American historian Christopher Lasch wrote that when critics accused Martin Luther King Jr.’s civil rights movement of being “petit bourgeois,” many of King’s followers responded, in essence, “Yes, and what’s your point?”

The term petit bourgeois covers a multitude of sins and virtues. Among them is surely the desire to “do for myself,” or “do for ourselves”. King’s movement neces- sarily addressed larger issues of law and policy, but mostly in the service of opening opportunities for individuals, families and communities to “do for themselves”: address their own issues, provide for their own needs.

Recent events in Tunisia, Egypt and beyond reflect this petit bourgeois aspect of the U.S. civil rights movement.

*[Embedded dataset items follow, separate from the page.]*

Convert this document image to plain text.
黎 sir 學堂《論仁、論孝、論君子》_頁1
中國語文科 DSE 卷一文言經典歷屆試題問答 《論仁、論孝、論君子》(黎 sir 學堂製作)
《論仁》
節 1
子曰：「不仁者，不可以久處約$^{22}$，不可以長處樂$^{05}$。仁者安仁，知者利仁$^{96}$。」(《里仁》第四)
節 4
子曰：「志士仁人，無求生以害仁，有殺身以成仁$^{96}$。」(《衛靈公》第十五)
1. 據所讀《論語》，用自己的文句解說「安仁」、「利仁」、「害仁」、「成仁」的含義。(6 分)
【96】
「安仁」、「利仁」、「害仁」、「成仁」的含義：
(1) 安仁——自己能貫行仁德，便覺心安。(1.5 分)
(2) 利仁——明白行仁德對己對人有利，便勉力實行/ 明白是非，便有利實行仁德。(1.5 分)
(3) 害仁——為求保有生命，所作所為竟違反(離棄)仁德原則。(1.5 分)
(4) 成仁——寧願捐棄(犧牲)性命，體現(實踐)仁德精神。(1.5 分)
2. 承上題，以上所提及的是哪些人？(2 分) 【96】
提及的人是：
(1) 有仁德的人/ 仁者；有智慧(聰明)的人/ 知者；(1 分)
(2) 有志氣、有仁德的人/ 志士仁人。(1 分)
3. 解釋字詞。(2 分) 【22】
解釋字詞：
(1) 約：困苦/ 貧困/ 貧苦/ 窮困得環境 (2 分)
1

The young man whose self-immolation catalyzed the Tunisian uprising was just trying to start a small business, so he could care for himself and his family. Government enforcers made it so difficult to do so that he found his life unbearable. Many of the Egyptian protestors were young people who just wanted to live honorable, decent lives; the regime that governed them made this modest goal ridiculously hard to achieve.

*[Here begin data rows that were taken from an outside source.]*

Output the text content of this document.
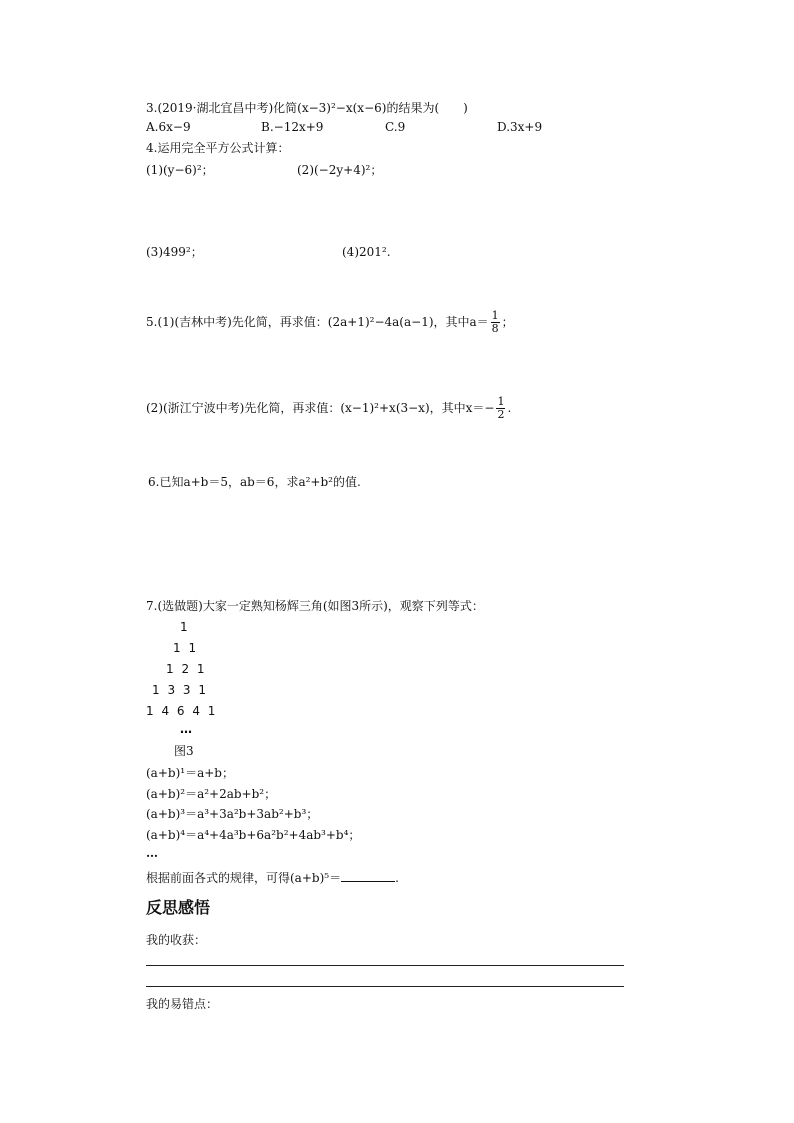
3.(2019·湖北宜昌中考)化简(x−3)²−x(x−6)的结果为(　　)
A.6x−9	B.−12x+9	C.9	D.3x+9
4.运用完全平方公式计算：
(1)(y−6)²；	(2)(−2y+4)²；
(3)499²；	(4)201².
5.(1)(吉林中考)先化简，再求值：(2a+1)²−4a(a−1)，其中$a= \frac{1}{8}$ ；
(2)(浙江宁波中考)先化简，再求值：(x−1)²+x(3−x)，其中$x=- \frac{1}{2}$ .
6.已知a+b＝5，ab＝6，求a²+b²的值.
7.(选做题)大家一定熟知杨辉三角(如图3所示)，观察下列等式：
1
1 1
1 2 1
1 3 3 1
1 4 6 4 1
…
图3
(a+b)¹＝a+b；
(a+b)²＝a²+2ab+b²；
(a+b)³＝a³+3a²b+3ab²+b³；
(a+b)⁴＝a⁴+4a³b+6a²b²+4ab³+b⁴；
…
根据前面各式的规律，可得(a+b)⁵＝	.
反思感悟
我的收获：
我的易错点：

All of this might put us in mind of that avowedly petit bourgeois apostle, Paul. In the third chapter of his second letter to the Thessalonians, he writes: “…we (Paul and his fellow-apostles) were not idle when we were with you, we did not eat any one’s bread without paying, but with toil and labor we worked night and day, that we might not burden any of you.” He adds, here and in his second letter to the Corinthians, that we should not only work hard to avoid burdening others, but also so that we’ll have something with which help those in need when the occasion arises.

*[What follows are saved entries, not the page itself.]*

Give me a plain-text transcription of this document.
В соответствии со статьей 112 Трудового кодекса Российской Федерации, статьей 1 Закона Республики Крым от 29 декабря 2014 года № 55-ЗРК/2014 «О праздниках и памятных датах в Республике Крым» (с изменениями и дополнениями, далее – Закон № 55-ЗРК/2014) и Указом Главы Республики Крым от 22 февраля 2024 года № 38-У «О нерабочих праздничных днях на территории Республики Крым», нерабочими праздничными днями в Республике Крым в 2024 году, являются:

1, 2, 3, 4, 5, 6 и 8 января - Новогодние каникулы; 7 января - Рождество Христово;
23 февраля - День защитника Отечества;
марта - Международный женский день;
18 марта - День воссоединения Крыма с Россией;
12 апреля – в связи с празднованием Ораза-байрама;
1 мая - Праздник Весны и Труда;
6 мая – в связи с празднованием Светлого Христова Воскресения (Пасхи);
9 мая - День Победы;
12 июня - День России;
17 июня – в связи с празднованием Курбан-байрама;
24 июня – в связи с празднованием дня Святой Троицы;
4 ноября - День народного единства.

Some great movements have very modest goals. Paul’s mission, King’s movement, the Tunisian and Egyptian insurgencies: each embraced revolutionary change, but eschewed grandiosity. For this reason, perhaps, they reach across the centuries, or half-way across the world, to touch and inspire us.

The Rev. John Graham is rector of Grace, Georgetown in Washington, D. C. This article was previously published in Washington Window.